On a much more lighter note, and if you are up for some mystical tales, you will find that the acclaimed Turkish author, Orhan Pamuk, wrote about the heart of the country, Istanbul, during the 1500s in My Name is Red. The city of the time is explored in the backdrop of a miniaturist that gets murdered. He was working on a secret book, as ordered by the Sultan. This is when the Ottoman Empire is going strong, and the miniaturist is one of the many in a group working for the Sultan trying to translate Islamic Art in the mainframes of Western Art. The job is intensely difficult, and Orhan makes sure that the philosophical narrative does not get too carried away because that is not modernism.

When you are talking about trees, as one character in the book does, it is important to essay that the character is inherently interested in plants, but he doesn’t wish to be a plant, he wishes to be what it represents: a life in bloom, that provides shadows, refuge and even food-fodder, to other living beings. This is the year, right before Prophet Mohammad migrated to Medina from Mecca, so the decline of the Ottoman Empire is vividly described in the book. Most certainly, an inspiring, timely and point-blank read on how art influences the context of history in Turkey.

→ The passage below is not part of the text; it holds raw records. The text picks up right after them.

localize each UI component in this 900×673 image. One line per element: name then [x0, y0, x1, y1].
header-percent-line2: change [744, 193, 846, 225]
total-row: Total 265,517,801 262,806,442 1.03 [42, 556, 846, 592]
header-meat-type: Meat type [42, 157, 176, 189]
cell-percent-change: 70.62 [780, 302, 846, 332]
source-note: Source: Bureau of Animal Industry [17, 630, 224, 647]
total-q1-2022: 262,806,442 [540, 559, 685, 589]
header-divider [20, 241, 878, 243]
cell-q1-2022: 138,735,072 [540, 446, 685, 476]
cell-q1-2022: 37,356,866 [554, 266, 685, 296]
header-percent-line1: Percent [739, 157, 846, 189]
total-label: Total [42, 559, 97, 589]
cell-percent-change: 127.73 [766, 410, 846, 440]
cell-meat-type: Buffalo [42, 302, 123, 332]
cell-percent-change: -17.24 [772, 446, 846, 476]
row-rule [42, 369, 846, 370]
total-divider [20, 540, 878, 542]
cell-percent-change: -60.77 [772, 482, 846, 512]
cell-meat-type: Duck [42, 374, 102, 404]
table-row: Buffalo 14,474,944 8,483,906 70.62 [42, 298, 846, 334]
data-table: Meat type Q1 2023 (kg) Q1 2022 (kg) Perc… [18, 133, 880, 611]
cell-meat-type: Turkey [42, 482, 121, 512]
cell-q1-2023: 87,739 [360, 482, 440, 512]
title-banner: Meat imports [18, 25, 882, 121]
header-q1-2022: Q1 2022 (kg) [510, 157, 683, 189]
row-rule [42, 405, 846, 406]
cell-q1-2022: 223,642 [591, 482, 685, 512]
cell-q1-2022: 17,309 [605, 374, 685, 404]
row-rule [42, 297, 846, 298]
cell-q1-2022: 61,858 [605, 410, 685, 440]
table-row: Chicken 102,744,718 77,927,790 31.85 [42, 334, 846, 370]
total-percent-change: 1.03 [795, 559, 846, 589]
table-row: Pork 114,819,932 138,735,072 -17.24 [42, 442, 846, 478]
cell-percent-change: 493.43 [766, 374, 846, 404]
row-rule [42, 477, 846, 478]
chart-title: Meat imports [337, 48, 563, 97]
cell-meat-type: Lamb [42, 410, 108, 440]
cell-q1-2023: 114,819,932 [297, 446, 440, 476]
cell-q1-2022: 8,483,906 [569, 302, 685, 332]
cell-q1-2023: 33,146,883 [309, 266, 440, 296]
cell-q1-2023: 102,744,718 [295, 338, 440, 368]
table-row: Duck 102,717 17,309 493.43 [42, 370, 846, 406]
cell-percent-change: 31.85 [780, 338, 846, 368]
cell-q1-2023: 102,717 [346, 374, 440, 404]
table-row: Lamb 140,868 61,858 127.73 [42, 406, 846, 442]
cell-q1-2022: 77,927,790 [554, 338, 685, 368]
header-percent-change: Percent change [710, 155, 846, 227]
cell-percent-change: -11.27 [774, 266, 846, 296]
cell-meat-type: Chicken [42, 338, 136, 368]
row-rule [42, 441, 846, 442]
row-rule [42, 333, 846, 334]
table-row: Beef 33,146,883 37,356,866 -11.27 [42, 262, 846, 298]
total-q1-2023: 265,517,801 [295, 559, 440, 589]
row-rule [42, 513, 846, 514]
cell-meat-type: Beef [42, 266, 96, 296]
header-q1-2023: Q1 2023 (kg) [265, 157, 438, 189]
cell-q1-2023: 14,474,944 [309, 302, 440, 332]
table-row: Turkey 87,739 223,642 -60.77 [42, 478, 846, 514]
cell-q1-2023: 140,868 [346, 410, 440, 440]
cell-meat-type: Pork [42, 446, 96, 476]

There is also the story about the Ramsay household, charted by Virginia Woolf in her
tale To the Lighthouse: Mrs. Ramsay is an elderly lady, with eight children, who hosts a party in a lighthouse, with numerous attendees and social confessions. Here, at the party you meet a lady interested in painting a portrait of Mrs. Ramsay, capturing her in all her
feminine glory, including her undercurrent tones of tension, with Mr. Ramsay. This is a much light-hearted novel on the subject of portraiture, but a poignant take on a much more matured theme of casualty/idyllic scenes forlorn. Virginia Woolf is an interesting author because she chooses to work with a subject that is rarely explored, that of a rural seascape, that is perfectly accurate and charming!